Further explaining his comments Saturday, Daniels said there are lines not to cross on the practice field. No player, he said, should take “cheap shots” on a teammate. If a teammate is in a “compromising position,” be careful.

“Other than that,” Daniels said, “you want the practice to be spirited. You want guys that call each other out. ‘Hey, we just scored on you guys.’ Or, ‘Hey, you guys can’t move an inch on us.’ And you just want to keep bringing out the best in each other. We all have pride, and when you get called out for not doing too well, your pride is going to swell up and you’re going to respond by basically trying to shut your competition up. And if you can do that by challenging each other during practice, then it’s going to be awfully hard for anybody to challenge us on game days.

“You look at Seattle, they challenge each other, and you look at the way that team plays – and they haven’t always had the best offensive line – but those guys were gritty and they fought. And their defense, the way those guys just – people are legit scared of their defense. And that’s because of the way they practice, the way they hold each other accountable, and the way they get after each other.”

It shouldn’t be surprising Daniels craves the conflict-friendly nature he has heard and read about in Seattle. The undersized defensive lineman has built a career on being edgy. He’s happy being considered the angriest Packers player, if not the toughest.

Daniels prides himself in never crossing the line in practice, but he doesn’t hesitate to approach it.

“Any great defender,” Daniels said, “has had a penalty where their temper got the best of him. You can’t look at any great defender and tell me they never got a 15-yard penalty for being too aggressive in any way, shape or form. Look at Josh Norman. Him and Cam (Newton) came to blows the year he was voted the best cornerback in the league.

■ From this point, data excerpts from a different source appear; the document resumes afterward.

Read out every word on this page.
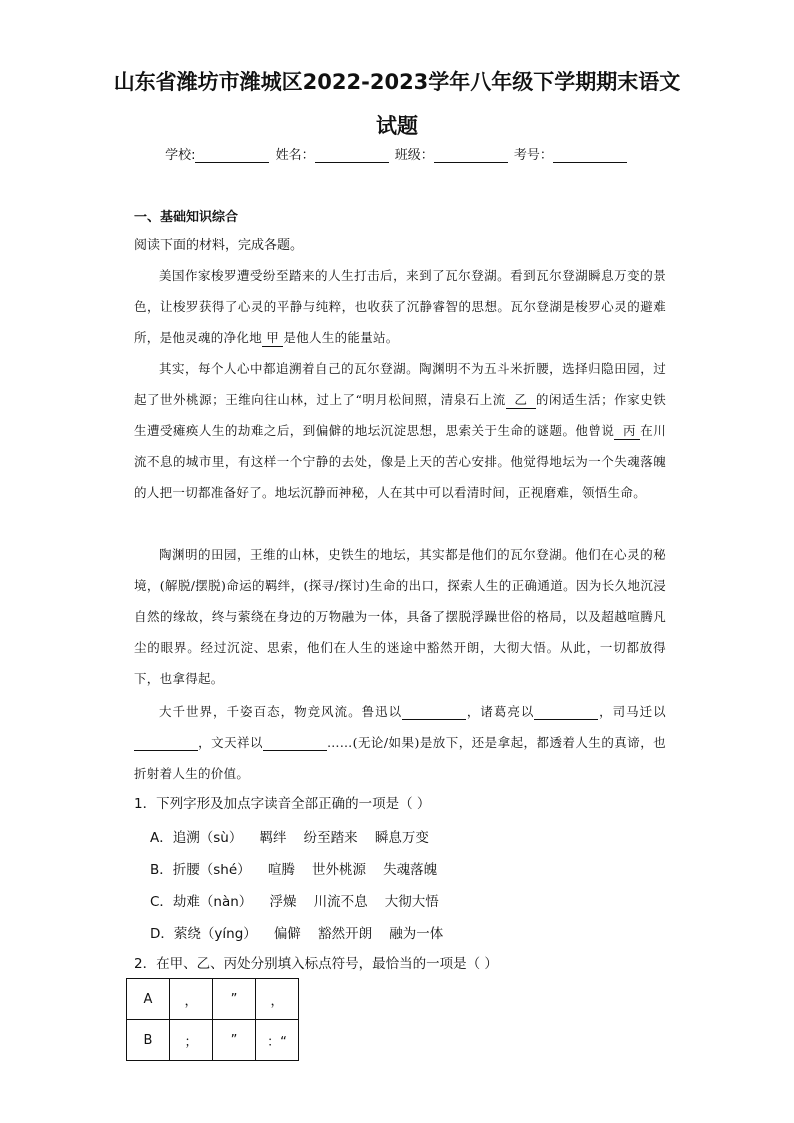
山东省潍坊市潍城区2022-2023学年八年级下学期期末语文
试题
学校:	姓名：	班级：	考号：
一、基础知识综合
阅读下面的材料，完成各题。
美国作家梭罗遭受纷至踏来的人生打击后，来到了瓦尔登湖。看到瓦尔登湖瞬息万变的景色，让梭罗获得了心灵的平静与纯粹，也收获了沉静睿智的思想。瓦尔登湖是梭罗心灵的避难所，是他灵魂的净化地 甲 是他人生的能量站。
其实，每个人心中都追溯着自己的瓦尔登湖。陶渊明不为五斗米折腰，选择归隐田园，过起了世外桃源；王维向往山林，过上了“明月松间照，清泉石上流 乙 的闲适生活；作家史铁生遭受瘫痪人生的劫难之后，到偏僻的地坛沉淀思想，思索关于生命的谜题。他曾说 丙 在川流不息的城市里，有这样一个宁静的去处，像是上天的苦心安排。他觉得地坛为一个失魂落魄的人把一切都准备好了。地坛沉静而神秘，人在其中可以看清时间，正视磨难，领悟生命。
陶渊明的田园，王维的山林，史铁生的地坛，其实都是他们的瓦尔登湖。他们在心灵的秘境，(解脱/摆脱)命运的羁绊，(探寻/探讨)生命的出口，探索人生的正确通道。因为长久地沉浸自然的缘故，终与萦绕在身边的万物融为一体，具备了摆脱浮躁世俗的格局，以及超越喧腾凡尘的眼界。经过沉淀、思索，他们在人生的迷途中豁然开朗，大彻大悟。从此，一切都放得下，也拿得起。
大千世界，千姿百态，物竞风流。鲁迅以	，诸葛亮以	，司马迁以，文天祥以	……(无论/如果)是放下，还是拿起，都透着人生的真谛，也折射着人生的价值。
1．下列字形及加点字读音全部正确的一项是（ ）
A．追溯（sù）    羁绊    纷至踏来    瞬息万变
B．折腰（shé）    喧腾    世外桃源    失魂落魄
C．劫难（nàn）    浮燥    川流不息    大彻大悟
D．萦绕（yíng）    偏僻    豁然开朗    融为一体
2．在甲、乙、丙处分别填入标点符号，最恰当的一项是（ ）
A	，	”	，
B	；	”	：“
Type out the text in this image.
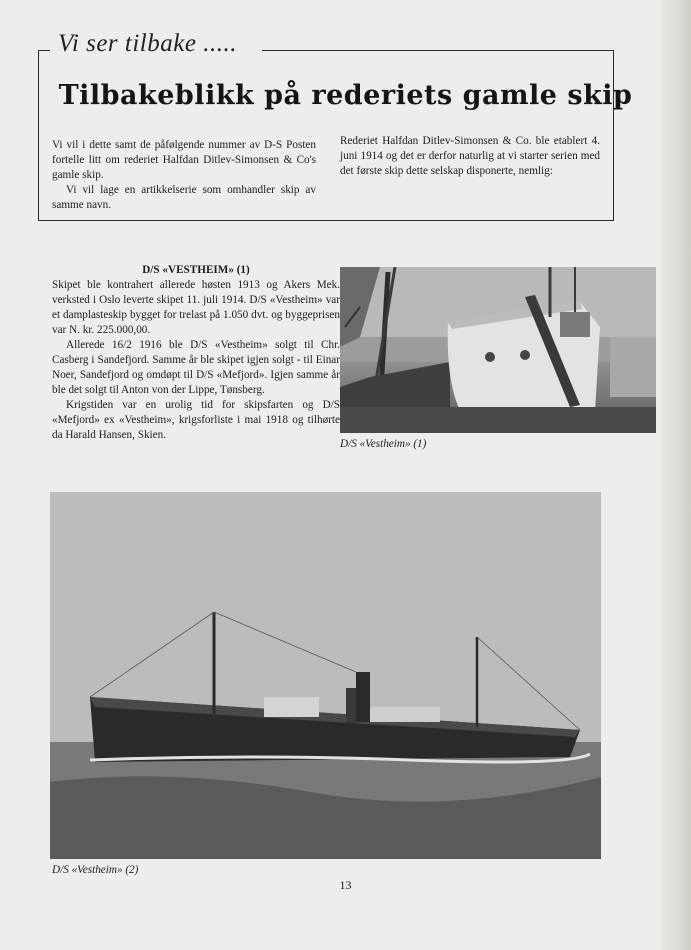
Vi ser tilbake .....
Tilbakeblikk på rederiets gamle skip

Vi vil i dette samt de påfølgende nummer av D-S Posten fortelle litt om rederiet Halfdan Ditlev-Simonsen & Co's gamle skip.

Vi vil lage en artikkelserie som omhandler skip av samme navn.

Rederiet Halfdan Ditlev-Simonsen & Co. ble etablert 4. juni 1914 og det er derfor naturlig at vi starter serien med det første skip dette selskap disponerte, nemlig:

D/S «VESTHEIM» (1)

Skipet ble kontrahert allerede høsten 1913 og Akers Mek. verksted i Oslo leverte skipet 11. juli 1914. D/S «Vestheim» var et damplasteskip bygget for trelast på 1.050 dvt. og byggeprisen var N. kr. 225.000,00.

Allerede 16/2 1916 ble D/S «Vestheim» solgt til Chr. Casberg i Sandefjord. Samme år ble skipet igjen solgt - til Einar Noer, Sandefjord og omdøpt til D/S «Mefjord». Igjen samme år ble det solgt til Anton von der Lippe, Tønsberg.

Krigstiden var en urolig tid for skipsfarten og D/S «Mefjord» ex «Vestheim», krigsforliste i mai 1918 og tilhørte da Harald Hansen, Skien.

D/S «Vestheim» (1)
D/S «Vestheim» (2)
13
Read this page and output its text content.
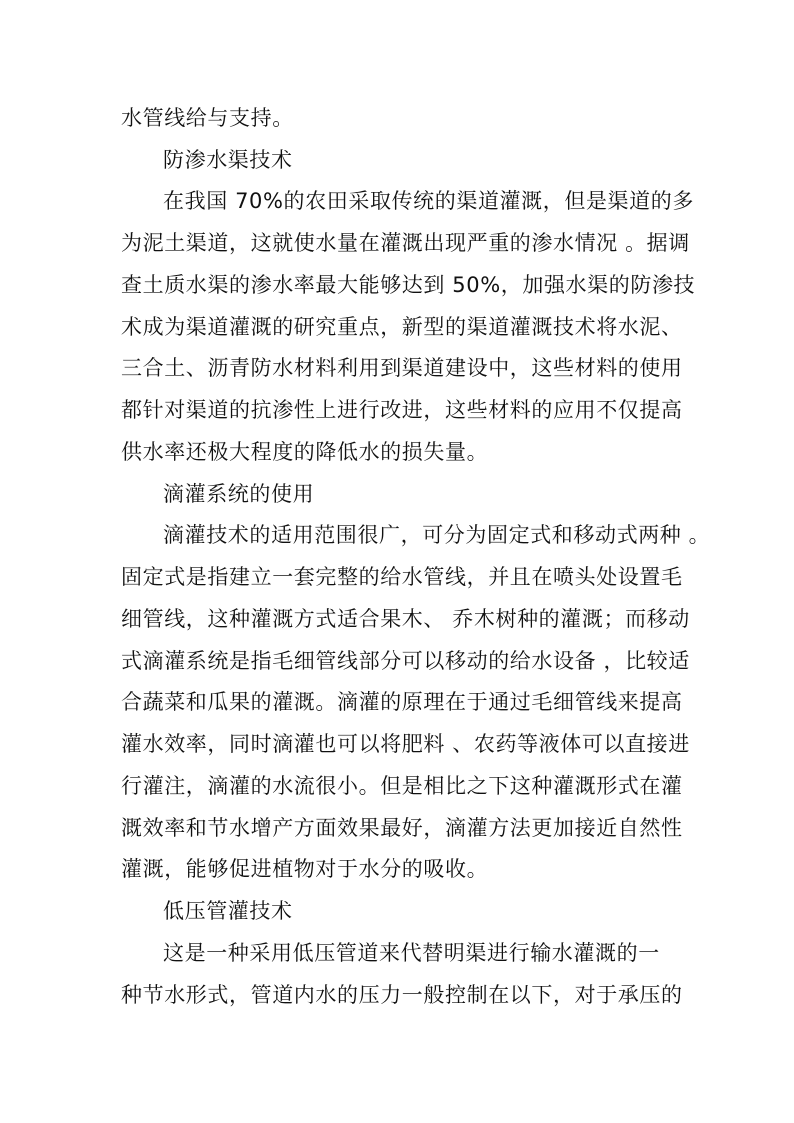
水管线给与支持。
防渗水渠技术
在我国 70%的农田采取传统的渠道灌溉，但是渠道的多
为泥土渠道，这就使水量在灌溉出现严重的渗水情况 。据调
查土质水渠的渗水率最大能够达到 50%，加强水渠的防渗技
术成为渠道灌溉的研究重点，新型的渠道灌溉技术将水泥、
三合土、沥青防水材料利用到渠道建设中，这些材料的使用
都针对渠道的抗渗性上进行改进，这些材料的应用不仅提高
供水率还极大程度的降低水的损失量。
滴灌系统的使用
滴灌技术的适用范围很广，可分为固定式和移动式两种 。
固定式是指建立一套完整的给水管线，并且在喷头处设置毛
细管线，这种灌溉方式适合果木、 乔木树种的灌溉；而移动
式滴灌系统是指毛细管线部分可以移动的给水设备 ，比较适
合蔬菜和瓜果的灌溉。滴灌的原理在于通过毛细管线来提高
灌水效率，同时滴灌也可以将肥料 、农药等液体可以直接进
行灌注，滴灌的水流很小。但是相比之下这种灌溉形式在灌
溉效率和节水增产方面效果最好，滴灌方法更加接近自然性
灌溉，能够促进植物对于水分的吸收。
低压管灌技术
这是一种采用低压管道来代替明渠进行输水灌溉的一
种节水形式，管道内水的压力一般控制在以下，对于承压的
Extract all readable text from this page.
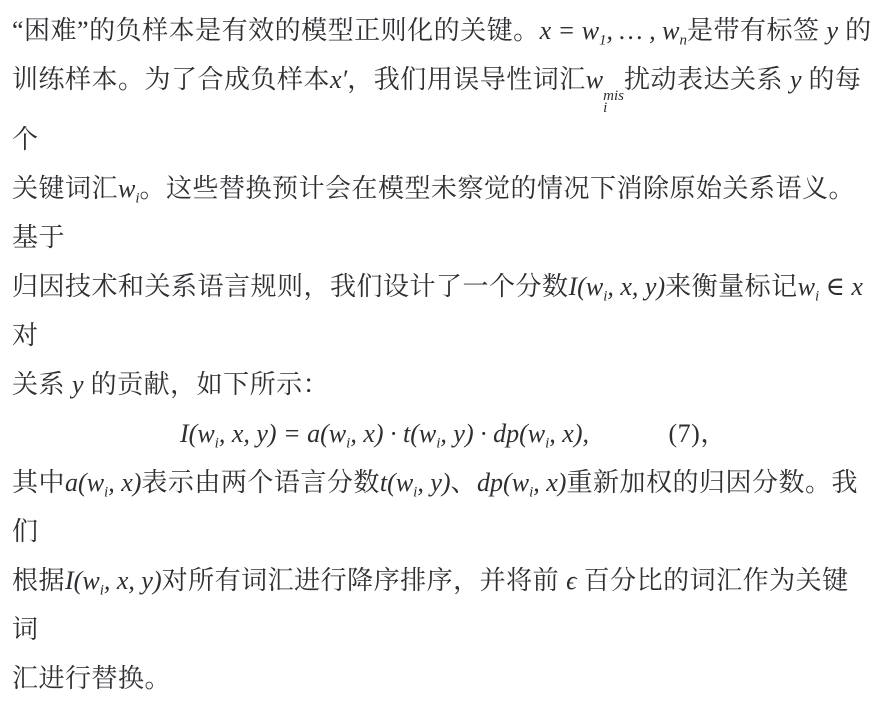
“困难”的负样本是有效的模型正则化的关键。$x = w_1$, … , $w_n$是带有标签 y 的
训练样本。为了合成负样本x′，我们用误导性词汇w
mis
i
扰动表达关系 y 的每个
关键词汇$w_i$。这些替换预计会在模型未察觉的情况下消除原始关系语义。基于
归因技术和关系语言规则，我们设计了一个分数$I(w_i$, x, y)来衡量标记$w_i$ ∈ x对
关系 y 的贡献，如下所示：
$I(w_i$, x, $y) = a(w_i$, $x) \cdot t(w_i$, $y) \cdot dp(w_i$, x),   (7)，
其中$a(w_i$, x)表示由两个语言分数$t(w_i$, y)、$dp(w_i$, x)重新加权的归因分数。我们
根据$I(w_i$, x, y)对所有词汇进行降序排序，并将前 ϵ 百分比的词汇作为关键词
汇进行替换。
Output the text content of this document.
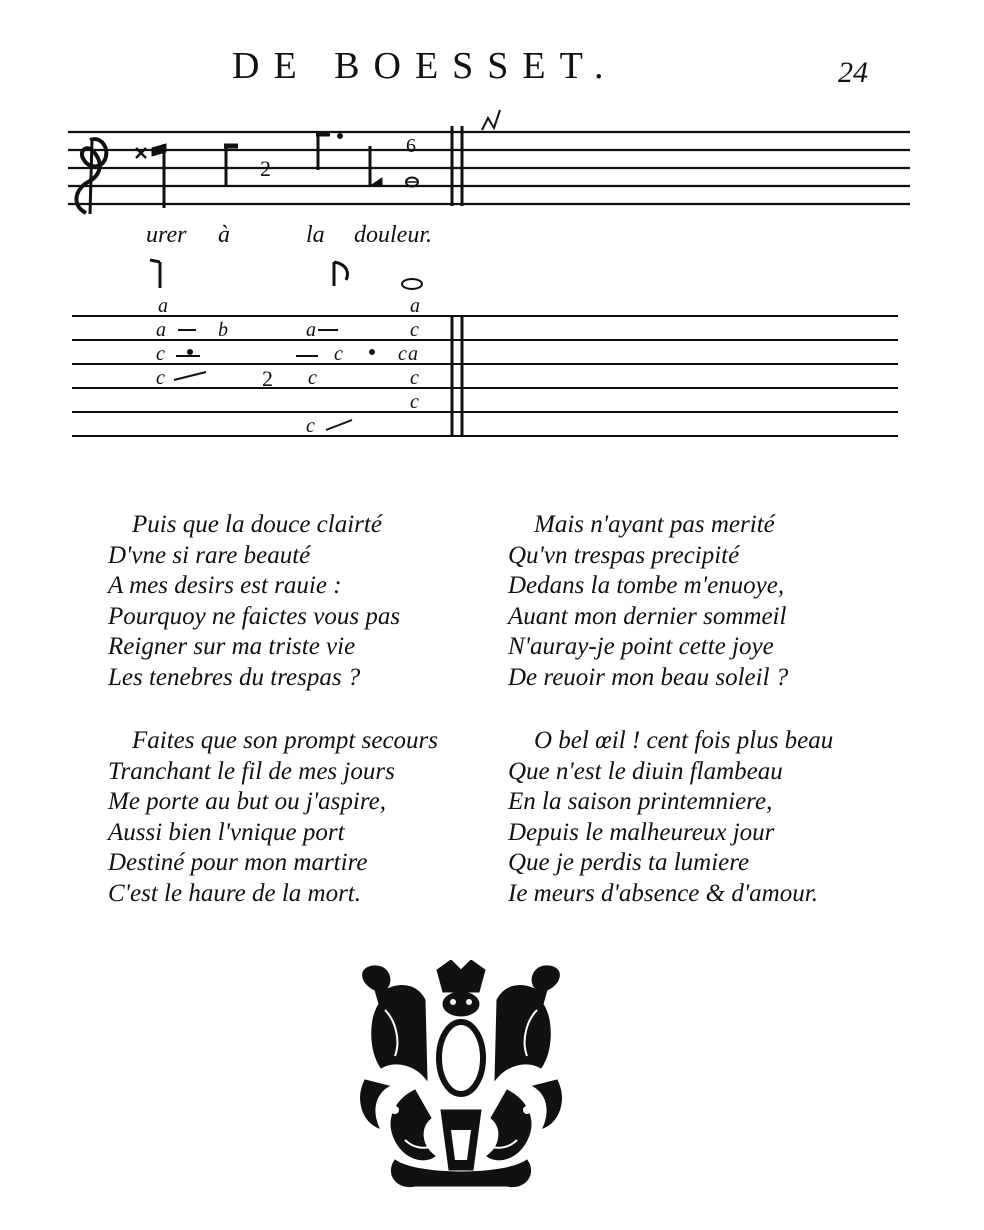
DE BOESSET.	24
2
6
urer à	la douleur.
a
a	b	a	c
c	c
c	c	c
c
c
c
a
a
2
Puis que la douce clairté
D'vne si rare beauté
A mes desirs est rauie :
Pourquoy ne faictes vous pas
Reigner sur ma triste vie
Les tenebres du trespas ?
Mais n'ayant pas merité
Qu'vn trespas precipité
Dedans la tombe m'enuoye,
Auant mon dernier sommeil
N'auray-je point cette joye
De reuoir mon beau soleil ?
Faites que son prompt secours
Tranchant le fil de mes jours
Me porte au but ou j'aspire,
Aussi bien l'vnique port
Destiné pour mon martire
C'est le haure de la mort.
O bel œil ! cent fois plus beau
Que n'est le diuin flambeau
En la saison printemniere,
Depuis le malheureux jour
Que je perdis ta lumiere
Ie meurs d'absence & d'amour.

“I’m not saying you want to fight your quarterback but, obviously, you have to have that type of mean mentality.”

Daniels had other examples readily available. Twice in recent years, he mentioned, opposing defenders have been ejected from games against the Packers: New York Jets defensive tackle Muhammad Wilkerson in 2014, and Carolina Panthers linebacker Luke Kuechly in 2015.

Daniels isn’t aiming for personal fouls, and he’s not about to start fighting Aaron Rodgers on the practice field, but he has no issue slinging his own vulgarities. Just like the Seahawks do it.

“Sherman had gotten some heat for bringing the attitude to practice,” Daniels said, “but there is no NFC, Super Bowl-winning team that had a, how you say, a pacifist-type defense. It’s just impossible. You’ll never see it. You’ve got to have some guys with a renegade mentality who’ll go out there, and they’re not afraid to teeter that line – not cross it, but teeter it – and put the offense on their heels.

“And that’s exactly what Seattle does. You see it year-in and year-out.”